= National trauma =

Collective trauma on a national scale

National trauma is a concept in psychology and social psychology. A national trauma is one in which the effects of a trauma apply generally to the members of a collective group such as a country or other well-defined group of people. Trauma is an injury that has the potential to severely negatively affect an individual, whether physically or psychologically. Psychological trauma is a shattering of the fundamental assumptions that a person has about themselves and the world. An adverse experience that is unexpected, painful, extraordinary, and shocking results in interruptions in ongoing processes or relationships and may also create maladaptive responses. Such experiences can affect not only an individual but can also be collectively experienced by an entire group of people. Tragic experiences can collectively wound or threaten the national identity, that sense of belonging shared by a nation as a whole represented by tradition culture, language, and politics.

In individual psychological trauma, fundamental assumptions about how the individual relates to the world, such as that the world is benevolent and meaningful and that the individual has worth in the world, are overturned by overwhelming life experiences. Similarly, national trauma overturns fundamental assumptions of social identity – something terrible has happened and social life has lost its predictability. The causes of such shatterings of assumptions are diverse and defy neat categorization. For example, wars are not always national traumas; while the Vietnam War is experienced by Americans as a national trauma Winston Churchill famously titled the closing volume of his history of the Second World War Triumph and Tragedy. Similar types of natural disasters can also provoke different responses. The 2016 Fort McMurray Wildfire in Alberta was a collective trauma for not only that local community but also the large Canadian province of Alberta despite causing no direct deaths yet the much larger Peshtigo Fire responsible for thousands of deaths is largely forgotten.
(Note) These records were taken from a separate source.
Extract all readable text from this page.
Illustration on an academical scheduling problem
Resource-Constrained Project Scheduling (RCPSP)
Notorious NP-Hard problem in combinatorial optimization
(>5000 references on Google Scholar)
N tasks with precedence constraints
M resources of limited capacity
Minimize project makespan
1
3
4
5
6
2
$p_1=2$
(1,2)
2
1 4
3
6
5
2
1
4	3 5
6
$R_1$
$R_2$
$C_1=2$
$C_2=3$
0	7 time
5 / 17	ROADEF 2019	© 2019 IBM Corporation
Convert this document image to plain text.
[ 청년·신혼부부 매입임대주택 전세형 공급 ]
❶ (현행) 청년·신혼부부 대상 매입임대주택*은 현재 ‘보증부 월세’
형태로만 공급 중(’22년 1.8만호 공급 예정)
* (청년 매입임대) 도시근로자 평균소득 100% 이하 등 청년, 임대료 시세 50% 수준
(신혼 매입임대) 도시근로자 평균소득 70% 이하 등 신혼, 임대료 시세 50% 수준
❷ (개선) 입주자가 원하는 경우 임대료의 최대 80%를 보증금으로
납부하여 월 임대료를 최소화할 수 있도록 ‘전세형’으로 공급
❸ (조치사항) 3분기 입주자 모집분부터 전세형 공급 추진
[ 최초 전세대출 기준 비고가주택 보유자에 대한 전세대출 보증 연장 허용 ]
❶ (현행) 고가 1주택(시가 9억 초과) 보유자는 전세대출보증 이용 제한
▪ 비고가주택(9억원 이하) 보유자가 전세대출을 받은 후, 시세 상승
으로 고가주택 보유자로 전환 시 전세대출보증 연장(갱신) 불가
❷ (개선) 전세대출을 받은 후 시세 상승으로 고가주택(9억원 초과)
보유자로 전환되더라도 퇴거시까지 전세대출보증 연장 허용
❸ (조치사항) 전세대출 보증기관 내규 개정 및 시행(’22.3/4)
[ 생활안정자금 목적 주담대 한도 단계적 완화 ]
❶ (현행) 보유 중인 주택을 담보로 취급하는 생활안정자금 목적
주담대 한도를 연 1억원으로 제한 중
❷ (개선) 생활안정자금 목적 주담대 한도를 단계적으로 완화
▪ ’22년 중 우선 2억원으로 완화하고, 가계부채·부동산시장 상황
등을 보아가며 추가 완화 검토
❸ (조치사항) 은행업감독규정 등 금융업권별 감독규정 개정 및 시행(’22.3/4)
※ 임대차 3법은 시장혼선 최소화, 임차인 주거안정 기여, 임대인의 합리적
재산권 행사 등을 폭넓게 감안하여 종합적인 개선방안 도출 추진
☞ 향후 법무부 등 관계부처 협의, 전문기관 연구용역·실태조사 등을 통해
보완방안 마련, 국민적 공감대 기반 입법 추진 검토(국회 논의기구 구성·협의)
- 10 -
Responses to national trauma also vary. A nation that experiences clear defeat in war which had mobilized the nation to a high degree will almost inevitably also experience national trauma but the way in which that defeat is felt can change the response. The former peoples of the Confederate South in the American Civil War and the German Empire in World War I both created post-war mythologies (the Lost Cause in the former and the Stab-in-the-back Myth in the latter) of "glorious" defeat in unfair fights. The post-war experience of Germany after World War Two, however, is much more complex and provoked reactions from a sense of German national guilt to collective ignorance. A common national response to these traumas is repeated calls for national unity and moral purification, as in the post-9/11 United States or post-war Japan.